Even better, the interest rate you’ll get with a personal loan is fixed, as opposed to credit card interest rates which vary over time, typically in tandem with the prime rate. Personal loan terms range from 24 months to 72 months or longer, so this allows you to get a predictable, fixed monthly payment that will allow you to pay the entire balance off in a specified time period.
Finally, a personal loan is a form of installment debt, which is considered more favorably in the FICO credit scoring formula than revolving debt like credit cards. Using credit cards to fund a large home repair project can easily cause your credit score to drop, while the damage is likely to be less with a personal loan.
Alternatives that could be better options
On the other hand, there could be some situations where a personal loan isn’t the best option.

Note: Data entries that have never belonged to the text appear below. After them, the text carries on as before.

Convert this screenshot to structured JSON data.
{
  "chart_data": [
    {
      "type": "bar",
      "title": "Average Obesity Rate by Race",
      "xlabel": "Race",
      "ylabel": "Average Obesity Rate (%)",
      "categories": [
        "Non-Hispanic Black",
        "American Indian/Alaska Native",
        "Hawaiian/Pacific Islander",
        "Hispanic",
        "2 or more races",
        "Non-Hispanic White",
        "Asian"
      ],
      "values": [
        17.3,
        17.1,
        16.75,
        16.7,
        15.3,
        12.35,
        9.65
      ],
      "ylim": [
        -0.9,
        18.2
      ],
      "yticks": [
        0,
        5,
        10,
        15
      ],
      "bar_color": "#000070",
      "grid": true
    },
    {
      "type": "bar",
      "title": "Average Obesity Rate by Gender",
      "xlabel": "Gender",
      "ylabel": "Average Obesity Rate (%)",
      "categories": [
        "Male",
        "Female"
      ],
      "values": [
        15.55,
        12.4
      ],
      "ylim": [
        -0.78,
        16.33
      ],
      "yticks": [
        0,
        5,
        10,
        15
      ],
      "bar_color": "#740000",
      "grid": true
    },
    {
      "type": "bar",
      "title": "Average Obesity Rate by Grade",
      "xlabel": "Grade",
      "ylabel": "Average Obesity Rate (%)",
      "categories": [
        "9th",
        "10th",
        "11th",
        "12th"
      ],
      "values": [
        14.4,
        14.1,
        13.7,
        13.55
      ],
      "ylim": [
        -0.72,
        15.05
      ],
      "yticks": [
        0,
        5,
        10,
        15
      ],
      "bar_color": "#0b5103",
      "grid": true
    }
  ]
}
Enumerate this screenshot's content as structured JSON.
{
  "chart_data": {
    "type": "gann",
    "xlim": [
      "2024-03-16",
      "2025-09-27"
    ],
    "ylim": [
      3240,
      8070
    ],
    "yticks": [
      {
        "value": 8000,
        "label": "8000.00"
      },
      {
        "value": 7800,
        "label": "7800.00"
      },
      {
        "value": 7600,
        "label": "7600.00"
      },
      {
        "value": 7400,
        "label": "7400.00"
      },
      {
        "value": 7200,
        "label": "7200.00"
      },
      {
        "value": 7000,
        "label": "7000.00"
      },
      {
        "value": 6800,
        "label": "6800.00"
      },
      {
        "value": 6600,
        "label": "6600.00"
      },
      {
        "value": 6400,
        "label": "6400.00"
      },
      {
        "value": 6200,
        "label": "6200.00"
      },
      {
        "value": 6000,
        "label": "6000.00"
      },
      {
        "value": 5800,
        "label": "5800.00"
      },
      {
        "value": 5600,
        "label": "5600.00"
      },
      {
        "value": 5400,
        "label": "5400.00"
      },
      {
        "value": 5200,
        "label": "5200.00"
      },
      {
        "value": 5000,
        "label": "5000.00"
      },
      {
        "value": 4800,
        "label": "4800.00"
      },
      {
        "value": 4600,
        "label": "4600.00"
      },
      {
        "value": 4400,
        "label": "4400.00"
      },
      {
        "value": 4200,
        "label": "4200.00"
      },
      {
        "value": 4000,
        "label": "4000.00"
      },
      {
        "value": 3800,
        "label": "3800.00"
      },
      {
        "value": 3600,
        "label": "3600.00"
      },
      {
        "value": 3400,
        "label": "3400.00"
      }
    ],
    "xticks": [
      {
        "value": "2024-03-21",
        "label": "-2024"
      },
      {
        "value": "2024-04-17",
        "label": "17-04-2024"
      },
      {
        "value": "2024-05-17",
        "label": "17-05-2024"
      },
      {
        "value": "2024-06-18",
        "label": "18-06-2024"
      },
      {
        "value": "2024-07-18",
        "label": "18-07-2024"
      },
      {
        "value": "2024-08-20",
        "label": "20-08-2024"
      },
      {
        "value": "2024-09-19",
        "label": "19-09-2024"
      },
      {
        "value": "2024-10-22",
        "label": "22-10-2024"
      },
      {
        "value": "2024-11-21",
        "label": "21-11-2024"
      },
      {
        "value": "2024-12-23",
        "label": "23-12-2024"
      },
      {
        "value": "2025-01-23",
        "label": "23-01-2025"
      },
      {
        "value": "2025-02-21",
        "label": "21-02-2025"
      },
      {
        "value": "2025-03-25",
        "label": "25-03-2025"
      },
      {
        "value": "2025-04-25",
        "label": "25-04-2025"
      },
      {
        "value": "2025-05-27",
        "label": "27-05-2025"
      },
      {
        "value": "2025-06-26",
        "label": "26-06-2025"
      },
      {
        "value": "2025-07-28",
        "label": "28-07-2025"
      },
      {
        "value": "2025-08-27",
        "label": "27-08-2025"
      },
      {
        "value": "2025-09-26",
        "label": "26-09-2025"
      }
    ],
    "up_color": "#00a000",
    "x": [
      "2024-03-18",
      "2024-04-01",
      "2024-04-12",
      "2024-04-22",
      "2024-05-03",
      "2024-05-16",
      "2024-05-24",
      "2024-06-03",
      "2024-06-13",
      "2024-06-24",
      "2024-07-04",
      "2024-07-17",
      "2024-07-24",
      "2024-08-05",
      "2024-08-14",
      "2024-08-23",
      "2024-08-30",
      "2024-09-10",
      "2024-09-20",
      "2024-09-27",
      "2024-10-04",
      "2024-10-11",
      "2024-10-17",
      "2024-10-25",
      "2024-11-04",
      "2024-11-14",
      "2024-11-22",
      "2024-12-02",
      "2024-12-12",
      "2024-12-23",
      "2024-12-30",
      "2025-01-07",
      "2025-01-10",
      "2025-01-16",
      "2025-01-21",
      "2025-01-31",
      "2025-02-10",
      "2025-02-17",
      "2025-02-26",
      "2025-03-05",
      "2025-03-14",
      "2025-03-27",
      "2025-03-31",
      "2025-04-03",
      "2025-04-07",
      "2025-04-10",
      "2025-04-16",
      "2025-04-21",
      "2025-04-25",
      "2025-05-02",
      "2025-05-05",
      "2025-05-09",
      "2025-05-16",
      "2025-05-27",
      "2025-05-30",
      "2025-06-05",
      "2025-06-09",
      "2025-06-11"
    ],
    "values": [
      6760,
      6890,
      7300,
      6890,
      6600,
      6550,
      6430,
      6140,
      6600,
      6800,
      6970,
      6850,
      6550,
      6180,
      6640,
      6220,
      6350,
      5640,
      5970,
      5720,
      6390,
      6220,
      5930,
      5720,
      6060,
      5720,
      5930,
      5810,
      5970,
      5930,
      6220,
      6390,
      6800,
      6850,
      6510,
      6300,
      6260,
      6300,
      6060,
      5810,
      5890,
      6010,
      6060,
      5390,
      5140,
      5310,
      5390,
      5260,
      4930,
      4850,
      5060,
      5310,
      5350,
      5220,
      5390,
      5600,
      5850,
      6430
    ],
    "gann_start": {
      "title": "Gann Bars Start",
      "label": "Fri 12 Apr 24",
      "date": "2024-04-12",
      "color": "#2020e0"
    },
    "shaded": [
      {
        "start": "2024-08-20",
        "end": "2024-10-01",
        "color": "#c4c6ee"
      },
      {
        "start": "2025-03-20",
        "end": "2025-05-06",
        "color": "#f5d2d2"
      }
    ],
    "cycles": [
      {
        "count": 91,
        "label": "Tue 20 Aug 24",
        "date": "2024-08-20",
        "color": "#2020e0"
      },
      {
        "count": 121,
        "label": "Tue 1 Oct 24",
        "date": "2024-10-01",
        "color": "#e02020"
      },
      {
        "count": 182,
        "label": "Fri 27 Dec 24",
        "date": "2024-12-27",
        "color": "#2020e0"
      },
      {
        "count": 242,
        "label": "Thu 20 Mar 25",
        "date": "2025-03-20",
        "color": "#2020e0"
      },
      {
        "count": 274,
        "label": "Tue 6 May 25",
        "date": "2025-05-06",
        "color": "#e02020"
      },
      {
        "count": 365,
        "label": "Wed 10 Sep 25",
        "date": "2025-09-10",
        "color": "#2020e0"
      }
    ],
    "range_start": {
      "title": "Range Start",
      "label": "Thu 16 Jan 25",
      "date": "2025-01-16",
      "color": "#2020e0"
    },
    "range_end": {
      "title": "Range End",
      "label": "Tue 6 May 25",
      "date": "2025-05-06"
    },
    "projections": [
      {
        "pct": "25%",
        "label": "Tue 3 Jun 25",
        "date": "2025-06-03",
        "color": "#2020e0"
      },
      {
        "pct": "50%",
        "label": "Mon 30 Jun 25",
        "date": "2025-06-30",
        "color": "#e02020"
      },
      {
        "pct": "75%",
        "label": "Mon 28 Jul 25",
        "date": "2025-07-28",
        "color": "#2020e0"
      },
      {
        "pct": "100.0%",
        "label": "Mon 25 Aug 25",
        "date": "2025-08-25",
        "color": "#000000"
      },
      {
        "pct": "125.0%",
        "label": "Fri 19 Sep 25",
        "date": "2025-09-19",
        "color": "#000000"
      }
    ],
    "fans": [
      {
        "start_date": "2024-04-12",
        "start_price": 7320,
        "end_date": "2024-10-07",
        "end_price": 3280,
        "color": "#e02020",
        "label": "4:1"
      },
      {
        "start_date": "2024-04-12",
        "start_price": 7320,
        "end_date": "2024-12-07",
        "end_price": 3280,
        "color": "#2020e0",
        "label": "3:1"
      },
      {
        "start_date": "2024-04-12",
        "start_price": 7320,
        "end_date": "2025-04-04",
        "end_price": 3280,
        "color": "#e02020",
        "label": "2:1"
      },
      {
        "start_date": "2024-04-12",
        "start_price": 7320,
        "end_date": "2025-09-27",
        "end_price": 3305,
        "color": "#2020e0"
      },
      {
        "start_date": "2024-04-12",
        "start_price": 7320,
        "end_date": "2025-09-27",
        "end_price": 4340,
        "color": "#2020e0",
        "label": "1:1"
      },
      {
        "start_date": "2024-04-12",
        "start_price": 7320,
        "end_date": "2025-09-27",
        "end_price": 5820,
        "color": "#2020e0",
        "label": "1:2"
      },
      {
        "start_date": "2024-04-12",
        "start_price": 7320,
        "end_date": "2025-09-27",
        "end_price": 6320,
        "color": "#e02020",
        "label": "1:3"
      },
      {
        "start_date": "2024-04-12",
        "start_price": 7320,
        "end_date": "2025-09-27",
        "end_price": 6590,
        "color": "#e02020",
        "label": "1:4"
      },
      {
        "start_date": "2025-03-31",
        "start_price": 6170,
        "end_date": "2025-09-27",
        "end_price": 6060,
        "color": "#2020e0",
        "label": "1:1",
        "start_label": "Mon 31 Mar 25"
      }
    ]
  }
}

In fact, in some circumstances, a credit card could be the smarter way to go. If you are confident that you can pay the debt off in a reasonably short amount of time -- say 18 months or less -- you can find a credit card with a 0% intro APR that will allow you to fund your home repairs interest-free.
Alternatively, a home equity loan or home equity line of credit (HELOC) could also be worth considering. There are two main categories of loans -- secured and unsecured. Personal loans are unsecured, meaning that they are not collateralized by a specific asset. Meanwhile, home equity debt is backed by the value of your home, so it represents a lower risk to the lender. For this reason, if you have substantial equity in your home, you might be able to find a home equity loan or HELOC with a significantly lower interest rate than what personal lenders will offer you.
For example, Discover offers fixed-rate home equity loans of $35,000 to $150,000 with no origination fee and repayment terms of 10-30 years with interest rates starting at 4.99%. No personal lender is going to match that for a long-term loan.
The bottom line
A personal loan is definitely a good option when it comes to paying for home repairs, but that doesn’t mean it’s the best option for you. Check your available terms from several personal lenders, and also explore your other financing options before deciding the best way to fund your home repairs or renovations.